Nearest-neighbor empirical reward differences confirm the Lipschitz assumption in real system traces (Avin et al., 25 May 2025).

6. Applications and Extensions

ABoB’s modular design allows it to be deployed in any repeated bandit setting where inter-episode or inter-arm structure exists.

• Configuration management: Large-scale distributed storage systems with parameter sets exhibiting local smoothness.

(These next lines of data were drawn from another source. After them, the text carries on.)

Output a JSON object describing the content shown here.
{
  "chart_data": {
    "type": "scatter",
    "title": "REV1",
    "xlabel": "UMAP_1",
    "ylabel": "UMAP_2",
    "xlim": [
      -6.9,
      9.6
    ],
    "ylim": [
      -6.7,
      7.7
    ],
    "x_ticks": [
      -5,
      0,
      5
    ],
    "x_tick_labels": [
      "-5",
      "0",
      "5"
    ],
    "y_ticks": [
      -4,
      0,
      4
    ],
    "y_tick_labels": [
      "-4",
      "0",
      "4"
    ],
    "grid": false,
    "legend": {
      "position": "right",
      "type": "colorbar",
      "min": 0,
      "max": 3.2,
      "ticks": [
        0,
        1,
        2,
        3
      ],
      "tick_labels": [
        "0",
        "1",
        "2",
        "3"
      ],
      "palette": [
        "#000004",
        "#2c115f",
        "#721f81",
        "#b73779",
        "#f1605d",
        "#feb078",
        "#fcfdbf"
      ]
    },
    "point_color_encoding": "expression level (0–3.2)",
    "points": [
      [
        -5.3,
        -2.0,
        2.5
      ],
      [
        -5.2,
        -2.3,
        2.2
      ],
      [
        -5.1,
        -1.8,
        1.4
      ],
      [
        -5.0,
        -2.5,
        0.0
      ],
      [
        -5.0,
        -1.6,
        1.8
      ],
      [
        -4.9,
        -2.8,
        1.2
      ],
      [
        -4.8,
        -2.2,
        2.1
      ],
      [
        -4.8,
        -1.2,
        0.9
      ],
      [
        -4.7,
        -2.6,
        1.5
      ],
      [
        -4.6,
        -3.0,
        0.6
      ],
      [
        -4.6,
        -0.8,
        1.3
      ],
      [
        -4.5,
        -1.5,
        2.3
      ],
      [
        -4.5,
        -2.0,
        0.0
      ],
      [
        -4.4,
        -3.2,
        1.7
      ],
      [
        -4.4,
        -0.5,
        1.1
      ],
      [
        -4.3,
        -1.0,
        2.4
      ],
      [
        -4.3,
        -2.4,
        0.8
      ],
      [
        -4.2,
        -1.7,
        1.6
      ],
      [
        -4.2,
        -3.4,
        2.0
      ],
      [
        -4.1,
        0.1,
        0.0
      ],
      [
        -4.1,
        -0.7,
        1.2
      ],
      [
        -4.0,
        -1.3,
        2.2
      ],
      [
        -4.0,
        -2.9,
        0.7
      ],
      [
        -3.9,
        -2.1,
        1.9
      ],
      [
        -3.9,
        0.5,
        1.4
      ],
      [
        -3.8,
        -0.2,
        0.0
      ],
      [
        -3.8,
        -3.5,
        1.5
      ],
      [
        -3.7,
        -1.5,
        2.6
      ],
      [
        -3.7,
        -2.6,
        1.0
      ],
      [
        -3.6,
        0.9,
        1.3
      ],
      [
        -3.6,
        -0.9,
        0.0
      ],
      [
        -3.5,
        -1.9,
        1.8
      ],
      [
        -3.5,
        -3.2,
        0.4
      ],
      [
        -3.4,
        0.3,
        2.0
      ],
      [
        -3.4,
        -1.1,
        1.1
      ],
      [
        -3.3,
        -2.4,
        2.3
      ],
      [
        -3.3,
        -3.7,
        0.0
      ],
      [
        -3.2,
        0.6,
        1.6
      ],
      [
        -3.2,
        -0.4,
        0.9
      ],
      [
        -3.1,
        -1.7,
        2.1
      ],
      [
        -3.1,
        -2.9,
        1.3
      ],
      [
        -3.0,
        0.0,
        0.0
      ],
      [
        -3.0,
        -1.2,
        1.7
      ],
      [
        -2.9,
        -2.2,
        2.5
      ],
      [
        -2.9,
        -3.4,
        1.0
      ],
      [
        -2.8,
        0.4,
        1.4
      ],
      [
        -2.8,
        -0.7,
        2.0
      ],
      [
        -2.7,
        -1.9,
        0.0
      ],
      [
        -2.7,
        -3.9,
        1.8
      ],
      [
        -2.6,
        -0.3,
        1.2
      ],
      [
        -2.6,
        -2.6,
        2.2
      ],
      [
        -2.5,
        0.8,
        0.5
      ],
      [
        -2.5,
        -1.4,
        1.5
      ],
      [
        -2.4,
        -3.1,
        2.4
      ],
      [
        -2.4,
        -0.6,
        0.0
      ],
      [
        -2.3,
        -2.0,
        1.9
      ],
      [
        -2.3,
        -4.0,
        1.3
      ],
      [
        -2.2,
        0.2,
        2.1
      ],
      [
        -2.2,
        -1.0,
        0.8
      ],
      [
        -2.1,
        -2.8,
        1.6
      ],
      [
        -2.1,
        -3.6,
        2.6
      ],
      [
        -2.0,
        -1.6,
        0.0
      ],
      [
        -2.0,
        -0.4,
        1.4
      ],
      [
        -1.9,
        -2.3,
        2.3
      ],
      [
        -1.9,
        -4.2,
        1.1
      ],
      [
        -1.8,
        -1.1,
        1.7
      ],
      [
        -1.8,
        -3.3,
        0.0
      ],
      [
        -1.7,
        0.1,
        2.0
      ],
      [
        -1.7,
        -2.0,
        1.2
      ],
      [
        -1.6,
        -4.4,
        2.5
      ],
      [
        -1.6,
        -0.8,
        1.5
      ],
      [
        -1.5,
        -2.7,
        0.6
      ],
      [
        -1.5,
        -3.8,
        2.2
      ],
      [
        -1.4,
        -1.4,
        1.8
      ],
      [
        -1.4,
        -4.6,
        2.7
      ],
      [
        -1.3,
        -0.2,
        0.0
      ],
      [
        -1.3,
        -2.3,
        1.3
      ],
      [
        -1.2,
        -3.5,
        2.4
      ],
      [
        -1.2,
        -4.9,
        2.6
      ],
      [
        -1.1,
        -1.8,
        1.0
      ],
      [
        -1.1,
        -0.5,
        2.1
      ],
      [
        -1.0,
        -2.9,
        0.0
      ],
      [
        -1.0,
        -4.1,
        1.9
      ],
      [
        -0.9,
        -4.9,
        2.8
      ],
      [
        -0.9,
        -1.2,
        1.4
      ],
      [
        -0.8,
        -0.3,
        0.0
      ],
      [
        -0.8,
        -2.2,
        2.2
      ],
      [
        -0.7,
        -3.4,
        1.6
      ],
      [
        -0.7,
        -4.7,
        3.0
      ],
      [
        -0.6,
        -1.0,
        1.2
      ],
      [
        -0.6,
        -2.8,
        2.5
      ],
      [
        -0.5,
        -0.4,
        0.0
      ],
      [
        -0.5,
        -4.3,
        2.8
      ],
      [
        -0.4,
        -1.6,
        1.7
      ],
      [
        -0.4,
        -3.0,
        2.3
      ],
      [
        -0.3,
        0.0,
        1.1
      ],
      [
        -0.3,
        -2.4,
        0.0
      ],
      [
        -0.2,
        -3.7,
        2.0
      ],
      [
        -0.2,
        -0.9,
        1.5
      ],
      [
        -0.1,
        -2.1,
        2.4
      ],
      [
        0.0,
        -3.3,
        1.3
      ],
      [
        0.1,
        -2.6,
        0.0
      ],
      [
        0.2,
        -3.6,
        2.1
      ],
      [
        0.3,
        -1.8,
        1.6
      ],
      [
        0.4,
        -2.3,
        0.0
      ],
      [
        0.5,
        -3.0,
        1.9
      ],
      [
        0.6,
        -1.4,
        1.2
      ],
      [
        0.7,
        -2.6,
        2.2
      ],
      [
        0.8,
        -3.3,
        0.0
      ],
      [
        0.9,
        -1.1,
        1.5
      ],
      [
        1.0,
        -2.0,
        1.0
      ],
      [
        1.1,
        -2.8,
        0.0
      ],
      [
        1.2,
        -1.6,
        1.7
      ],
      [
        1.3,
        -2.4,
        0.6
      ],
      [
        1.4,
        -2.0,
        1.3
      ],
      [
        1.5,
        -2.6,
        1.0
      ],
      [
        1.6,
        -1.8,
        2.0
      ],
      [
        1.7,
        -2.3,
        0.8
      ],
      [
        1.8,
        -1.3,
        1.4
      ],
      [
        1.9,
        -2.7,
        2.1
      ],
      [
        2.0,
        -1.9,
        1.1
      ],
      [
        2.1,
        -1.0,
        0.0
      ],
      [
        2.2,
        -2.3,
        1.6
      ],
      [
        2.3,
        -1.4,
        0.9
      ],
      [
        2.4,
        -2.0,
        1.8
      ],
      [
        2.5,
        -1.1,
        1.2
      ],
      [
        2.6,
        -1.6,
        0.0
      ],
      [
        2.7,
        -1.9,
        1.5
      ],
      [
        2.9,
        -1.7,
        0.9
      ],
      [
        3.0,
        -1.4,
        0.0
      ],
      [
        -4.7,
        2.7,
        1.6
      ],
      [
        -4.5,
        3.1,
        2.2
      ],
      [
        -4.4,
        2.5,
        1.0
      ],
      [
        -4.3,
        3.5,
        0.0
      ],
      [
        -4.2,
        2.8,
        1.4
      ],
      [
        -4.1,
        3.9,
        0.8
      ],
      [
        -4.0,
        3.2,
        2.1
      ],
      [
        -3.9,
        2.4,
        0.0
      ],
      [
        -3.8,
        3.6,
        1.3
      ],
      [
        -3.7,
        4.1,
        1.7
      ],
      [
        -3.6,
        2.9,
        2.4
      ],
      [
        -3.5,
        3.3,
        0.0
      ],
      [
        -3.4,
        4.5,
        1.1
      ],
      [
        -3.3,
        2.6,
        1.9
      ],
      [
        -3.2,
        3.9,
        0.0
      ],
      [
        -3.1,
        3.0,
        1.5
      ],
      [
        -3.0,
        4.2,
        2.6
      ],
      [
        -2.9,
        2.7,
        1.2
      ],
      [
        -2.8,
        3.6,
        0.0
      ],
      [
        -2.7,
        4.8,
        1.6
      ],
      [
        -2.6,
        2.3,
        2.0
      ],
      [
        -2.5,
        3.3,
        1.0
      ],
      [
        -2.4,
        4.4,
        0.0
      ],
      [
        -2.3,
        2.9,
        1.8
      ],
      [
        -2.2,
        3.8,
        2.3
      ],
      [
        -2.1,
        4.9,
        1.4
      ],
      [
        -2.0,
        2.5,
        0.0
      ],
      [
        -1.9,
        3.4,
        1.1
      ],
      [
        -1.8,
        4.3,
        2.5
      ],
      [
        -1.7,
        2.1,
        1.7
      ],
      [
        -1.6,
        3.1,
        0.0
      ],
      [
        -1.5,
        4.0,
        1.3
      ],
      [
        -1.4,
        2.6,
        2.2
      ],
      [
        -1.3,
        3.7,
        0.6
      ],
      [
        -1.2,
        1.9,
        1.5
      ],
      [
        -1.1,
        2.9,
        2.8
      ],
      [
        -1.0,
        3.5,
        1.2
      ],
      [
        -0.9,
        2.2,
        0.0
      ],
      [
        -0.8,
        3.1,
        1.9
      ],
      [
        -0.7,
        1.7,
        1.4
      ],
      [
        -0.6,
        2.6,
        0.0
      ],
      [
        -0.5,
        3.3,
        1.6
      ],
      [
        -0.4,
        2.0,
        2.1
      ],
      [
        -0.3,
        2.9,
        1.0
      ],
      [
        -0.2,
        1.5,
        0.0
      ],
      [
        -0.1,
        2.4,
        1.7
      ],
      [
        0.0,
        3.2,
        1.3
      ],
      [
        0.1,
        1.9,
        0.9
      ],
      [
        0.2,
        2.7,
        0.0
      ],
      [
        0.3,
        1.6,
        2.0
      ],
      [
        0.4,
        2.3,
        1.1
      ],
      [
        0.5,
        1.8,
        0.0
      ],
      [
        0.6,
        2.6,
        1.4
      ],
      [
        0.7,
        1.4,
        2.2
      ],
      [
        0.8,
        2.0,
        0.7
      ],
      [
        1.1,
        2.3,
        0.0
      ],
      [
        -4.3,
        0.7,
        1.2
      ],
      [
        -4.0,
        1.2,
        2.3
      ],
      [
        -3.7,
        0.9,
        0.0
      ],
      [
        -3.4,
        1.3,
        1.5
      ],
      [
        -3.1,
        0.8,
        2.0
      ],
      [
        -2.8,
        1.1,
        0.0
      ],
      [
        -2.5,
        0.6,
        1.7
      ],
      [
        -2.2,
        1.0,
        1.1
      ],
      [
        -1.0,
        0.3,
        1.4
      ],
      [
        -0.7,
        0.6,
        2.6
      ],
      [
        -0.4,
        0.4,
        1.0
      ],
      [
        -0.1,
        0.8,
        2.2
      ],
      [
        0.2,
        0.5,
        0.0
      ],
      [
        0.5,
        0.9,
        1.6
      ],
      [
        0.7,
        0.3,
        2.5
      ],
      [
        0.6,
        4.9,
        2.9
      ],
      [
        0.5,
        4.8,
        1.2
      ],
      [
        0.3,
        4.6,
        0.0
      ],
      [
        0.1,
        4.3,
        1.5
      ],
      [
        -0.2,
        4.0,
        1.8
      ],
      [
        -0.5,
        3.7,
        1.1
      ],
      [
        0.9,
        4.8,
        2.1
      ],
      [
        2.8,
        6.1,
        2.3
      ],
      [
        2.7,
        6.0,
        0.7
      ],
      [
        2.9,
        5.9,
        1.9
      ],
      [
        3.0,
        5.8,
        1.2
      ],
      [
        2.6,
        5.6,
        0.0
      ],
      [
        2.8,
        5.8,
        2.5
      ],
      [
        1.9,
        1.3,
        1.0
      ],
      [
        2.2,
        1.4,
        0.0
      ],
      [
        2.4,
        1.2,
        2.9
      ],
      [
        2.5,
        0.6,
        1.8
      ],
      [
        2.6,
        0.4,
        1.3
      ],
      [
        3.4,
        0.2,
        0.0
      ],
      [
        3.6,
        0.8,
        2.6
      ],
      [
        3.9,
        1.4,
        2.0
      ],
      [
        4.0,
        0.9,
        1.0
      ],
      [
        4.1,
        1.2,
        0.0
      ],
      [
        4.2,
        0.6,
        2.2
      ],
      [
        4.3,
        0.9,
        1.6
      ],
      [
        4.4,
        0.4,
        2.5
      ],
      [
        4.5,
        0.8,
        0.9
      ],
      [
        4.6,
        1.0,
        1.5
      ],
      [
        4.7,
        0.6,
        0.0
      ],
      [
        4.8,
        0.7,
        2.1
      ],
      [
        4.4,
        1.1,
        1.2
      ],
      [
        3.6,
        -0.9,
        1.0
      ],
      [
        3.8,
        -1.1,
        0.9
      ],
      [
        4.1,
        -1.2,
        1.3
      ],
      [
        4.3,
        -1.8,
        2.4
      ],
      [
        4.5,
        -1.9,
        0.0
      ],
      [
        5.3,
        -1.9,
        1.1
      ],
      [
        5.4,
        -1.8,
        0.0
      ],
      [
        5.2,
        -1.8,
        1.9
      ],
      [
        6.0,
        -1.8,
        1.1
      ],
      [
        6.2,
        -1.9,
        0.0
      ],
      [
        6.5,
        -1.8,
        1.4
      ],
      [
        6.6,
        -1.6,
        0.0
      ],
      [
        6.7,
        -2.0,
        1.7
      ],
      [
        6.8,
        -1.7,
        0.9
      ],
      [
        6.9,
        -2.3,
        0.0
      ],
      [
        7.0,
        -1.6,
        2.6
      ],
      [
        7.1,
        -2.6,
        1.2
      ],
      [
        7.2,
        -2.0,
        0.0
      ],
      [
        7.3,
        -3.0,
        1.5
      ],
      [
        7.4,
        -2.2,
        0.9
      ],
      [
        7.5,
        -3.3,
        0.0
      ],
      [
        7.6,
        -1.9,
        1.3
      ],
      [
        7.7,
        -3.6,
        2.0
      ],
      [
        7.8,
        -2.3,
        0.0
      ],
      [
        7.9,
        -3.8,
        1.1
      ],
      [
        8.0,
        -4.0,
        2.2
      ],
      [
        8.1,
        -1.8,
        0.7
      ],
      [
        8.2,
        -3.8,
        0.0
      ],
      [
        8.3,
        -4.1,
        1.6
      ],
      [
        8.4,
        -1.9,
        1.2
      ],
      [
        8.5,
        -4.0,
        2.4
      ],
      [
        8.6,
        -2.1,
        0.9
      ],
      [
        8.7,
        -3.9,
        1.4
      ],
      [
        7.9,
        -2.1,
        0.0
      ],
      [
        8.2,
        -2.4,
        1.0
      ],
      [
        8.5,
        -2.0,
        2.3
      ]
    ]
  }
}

Dynamically adapts to shifting workload optima.
• Meta-learning in adversarial environments: Tasks where non-uniform best-arm distributions can be exploited for improved cumulative performance.
• Algorithm-agnostic hierarchy: Any adversarial bandit algorithm (EXP3, Tsallis-INF, etc.) is compatible, permitting further advances as base algorithms improve.

This suggests that hierarchical and meta-learned ABoB are especially effective in scenarios combining large action spaces, underlying regularity, and adversarial environment shifts, substantially reducing regret compared with flat baselines while retaining worst-case performance guarantees.